The series points leader hit the wall hard early in the session on the 1.058-mile oval, sending the crew of his Stewart-Haas Racing team scrambling to get the backup No. 14 Chevrolet ready in time to get Stewart back on track.
"I just got loose going in the corner," said Stewart, co-owner of the team. "Goodyear came down and was worried, but it wasn't a tire problem. Once I got out of the groove, I just ran out of room. I was staying right with it and I just needed another 50 feet to get it gathered up. I just ran out of racetrack.
"The good thing and the comforting part of the situation was that I've got a group of guys that I have the utmost confidence in when we get in a situation like that," he added. "[I know] you'll recover from this and get the backup car out and get it ready and go out and finish the session and finish competitive."
It's the second time in four races that Stewart has crashed and been forced to move to a backup car. At Pocono, he started from the rear of the field after crashing in Saturday practice and won his first race as an owner-driver.
The two-time Cup champion said the worst part of situations like this is the extra work it causes the crew.
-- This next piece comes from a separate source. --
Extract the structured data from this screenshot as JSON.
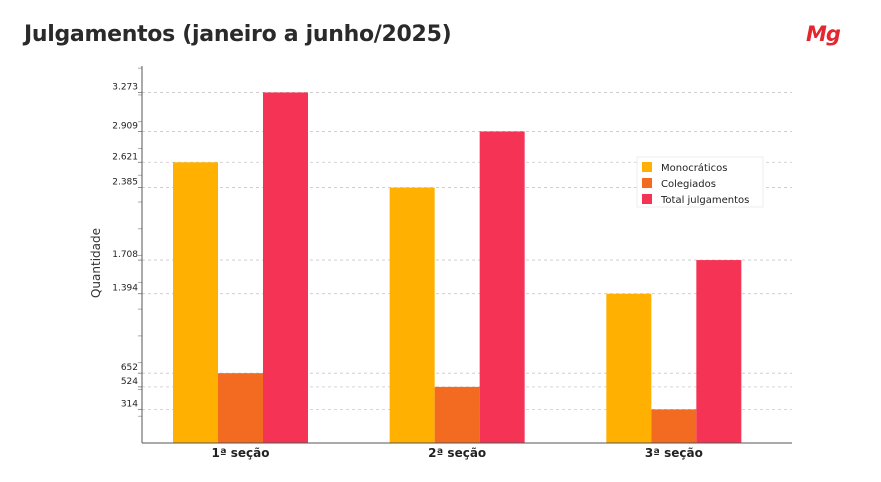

"As a driver, you hate to put your guys in that position," he said. "These are long, hard days. ... They're going to have to go through the same procedure that they [went] through first thing this morning. And they're going to have to do that all over again, plus they're going to have to do an engine change before we qualify."
Qualifying was rained out, setting the lineup for Sunday's race by owner points and putting Stewart on the pole, the same thing that happened at Pocono.
But, this time, putting the engine from the primary car into the backup before the rainout was announced, Stewart was not penalized for changing cars or for the engine change.
Stewart said it was important that he got the backup car out for some practice laps.
"You just [want] to make sure the package we had on the other car worked on this car," he said. "You can build chassis forever, build them all the same, do the procedures all the same and each car has got a little bit different characteristic.
"It was just ... making sure we've got a good place to start and that we knew exactly where the balance was in race trim. Just to make sure we knew we had a good race car."